Though there was little damage, it convinced the Guatemalans that a larger force was on its way. Not wanting to disappoint, a Lockheed P-38M Lightning bombed a British cargo ship docked in Puerto Barrios, which ended up costing the CIA $1M in compensation.

Guatemala took its case to the UN Security Council that same day, receiving support from Britain, France, and the Soviet Union. The Council agreed to investigate, but was vetoed by the US on June 24.

Another plane bombed the town of San Pedro de Copán on June 22. Armas’s men finally captured Chiquimila on June 25, and even though it was the only city taken, it swayed the Guatemalan military into supporting Armas, since they believed a larger force would follow. Later that evening, they told Puerifoy to stop the attacks in return for Árbenz’s resignation.

Árbenz did so on June 27, then walked into the Mexican Embassy asking for political asylum. Thus Guatemala returned to being just another banana republic ruled by US-backed dictators.

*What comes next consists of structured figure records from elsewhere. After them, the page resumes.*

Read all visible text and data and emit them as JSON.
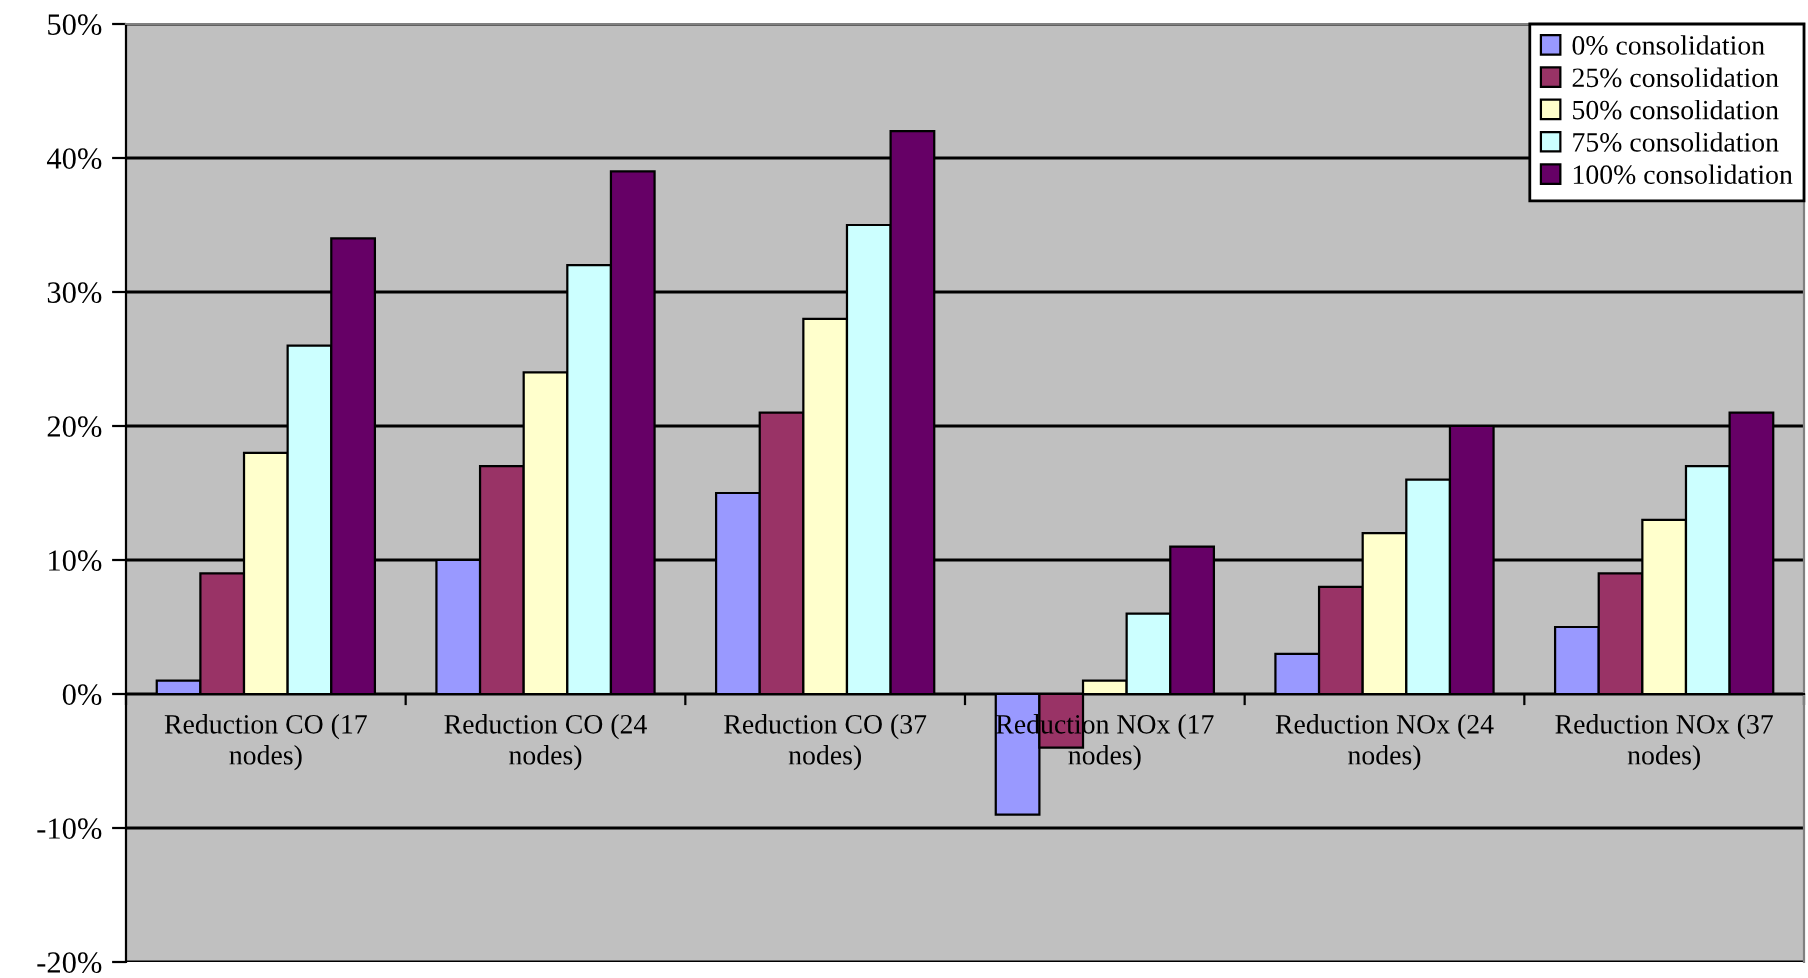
{
  "chart_data": {
    "type": "bar",
    "categories": [
      "Reduction CO (17 nodes)",
      "Reduction CO (24 nodes)",
      "Reduction CO (37 nodes)",
      "Reduction NOx (17 nodes)",
      "Reduction NOx (24 nodes)",
      "Reduction NOx (37 nodes)"
    ],
    "series": [
      {
        "name": "0% consolidation",
        "color": "#9999ff",
        "values": [
          1,
          10,
          15,
          -9,
          3,
          5
        ]
      },
      {
        "name": "25% consolidation",
        "color": "#993366",
        "values": [
          9,
          17,
          21,
          -4,
          8,
          9
        ]
      },
      {
        "name": "50% consolidation",
        "color": "#ffffcc",
        "values": [
          18,
          24,
          28,
          1,
          12,
          13
        ]
      },
      {
        "name": "75% consolidation",
        "color": "#ccffff",
        "values": [
          26,
          32,
          35,
          6,
          16,
          17
        ]
      },
      {
        "name": "100% consolidation",
        "color": "#660066",
        "values": [
          34,
          39,
          42,
          11,
          20,
          21
        ]
      }
    ],
    "ylim": [
      -20,
      50
    ],
    "yticks": [
      {
        "value": -20,
        "label": "-20%"
      },
      {
        "value": -10,
        "label": "-10%"
      },
      {
        "value": 0,
        "label": "0%"
      },
      {
        "value": 10,
        "label": "10%"
      },
      {
        "value": 20,
        "label": "20%"
      },
      {
        "value": 30,
        "label": "30%"
      },
      {
        "value": 40,
        "label": "40%"
      },
      {
        "value": 50,
        "label": "50%"
      }
    ],
    "grid": "y",
    "legend": "top right"
  }
}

Álvaro Colom Caballeros, Guatemala's president from 2008 to 2012
Álvaro Colom Caballeros, Guatemala’s democratically-elected president from 2008 to 2012

On 20 October 2011, President Alvaro Colom stood at the National Palace in Guatemala City and publically apologized to Árbenz’s son, Juan Jacobo, for the country’s participation in its own demise. He then called on the US to do the same, but they haven’t.

And UFC? It now calls itself Chiquita Brands International.